Страница 9 из 51
— Радиоактивность? — Генерал снова склонился к экрану.
— Так точно, сэр.
— Сукины дети! — пробормотал Митерс и выпрямился, затем обернулся к двери и крикнул охраннику: — Сержант, объявляю это помещение на особом положении, никто не должен входить и выходить без специального пропуска. — Затем он снова повернулся к Ширсону: — Через пять минут у меня на столе должны быть бумажные копии всего этого, кроме того, свяжитесь с Белым домом и Штабом объединенного командования ПВО. Мне нужна вся информация разведки по этому району — военная, политическая, любая.
— Генерал?.. — испуганно заговорил Ширсон. — Что происходит? Вы кого-то подозреваете?
— Я не знаю, кто там орудует, — сказал Митерс, — и что они надумали сотворить. Может быть, это какие-нибудь советские недобитки, террористы или русские националисты, решившие удрать с тонущего корабля, однако что-то там происходит.
— Но что бы это ни было, зачем? — Ширсон замолчал, не находя слов.

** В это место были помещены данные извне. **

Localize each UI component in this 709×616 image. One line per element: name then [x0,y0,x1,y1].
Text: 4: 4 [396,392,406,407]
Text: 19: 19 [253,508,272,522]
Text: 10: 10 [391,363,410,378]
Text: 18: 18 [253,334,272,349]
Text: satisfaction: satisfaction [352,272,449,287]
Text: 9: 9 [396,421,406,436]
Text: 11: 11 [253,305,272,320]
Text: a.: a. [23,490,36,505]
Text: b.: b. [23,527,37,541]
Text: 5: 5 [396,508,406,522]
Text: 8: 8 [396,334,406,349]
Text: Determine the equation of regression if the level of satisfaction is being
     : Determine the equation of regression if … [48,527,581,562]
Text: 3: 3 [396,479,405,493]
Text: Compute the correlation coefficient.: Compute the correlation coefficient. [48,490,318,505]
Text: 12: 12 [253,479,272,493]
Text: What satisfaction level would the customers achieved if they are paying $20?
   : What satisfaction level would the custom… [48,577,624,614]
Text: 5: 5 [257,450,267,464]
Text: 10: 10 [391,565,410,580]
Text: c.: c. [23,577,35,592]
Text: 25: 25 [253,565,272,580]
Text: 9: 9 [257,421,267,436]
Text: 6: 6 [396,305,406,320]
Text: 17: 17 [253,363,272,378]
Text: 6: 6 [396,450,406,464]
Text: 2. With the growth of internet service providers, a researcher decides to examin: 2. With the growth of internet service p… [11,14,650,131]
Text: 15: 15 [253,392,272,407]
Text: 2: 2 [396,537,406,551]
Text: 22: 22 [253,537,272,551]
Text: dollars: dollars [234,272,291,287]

Митерс бросил на оператора сердитый взгляд:
— Подумайте, Ширсон. Неужели вы не понимаете, что это? Я хочу сказать, какая иная чертовщина могла бы дать такую картину? Не сами ли вы сказали, что не видели подобного со времен Чернобыля, а ведь ни один идиот не стал бы сооружать атомную электростанцию посреди нефтяного промысла. Тепло и радиация означают одно: кто-то вытащил из защитной капсулы расщепляющееся вещество, а в самой середине ледяного безмолвия это может быть только бомба, Ширсон. — Он ткнул пальцем в сторону компьютерного экрана: — Кто-то перетаскивает ядерное оружие под покровом полярной ночи, а русские ни о чем подобном нас не предупреждали. Мы, конечно, знаем, что они поставляют радиоактивные материалы странам «третьего мира», не извещая нас об этом. Нам это не нравится, но приходится мириться. Однако можно ли вообразить контрабанду ядерного оружия из России в Иран или Пакистан через полярные льды? Задумайтесь на минутку, Ширсон, что отделяет Северный Ледовитый океан от Сибири?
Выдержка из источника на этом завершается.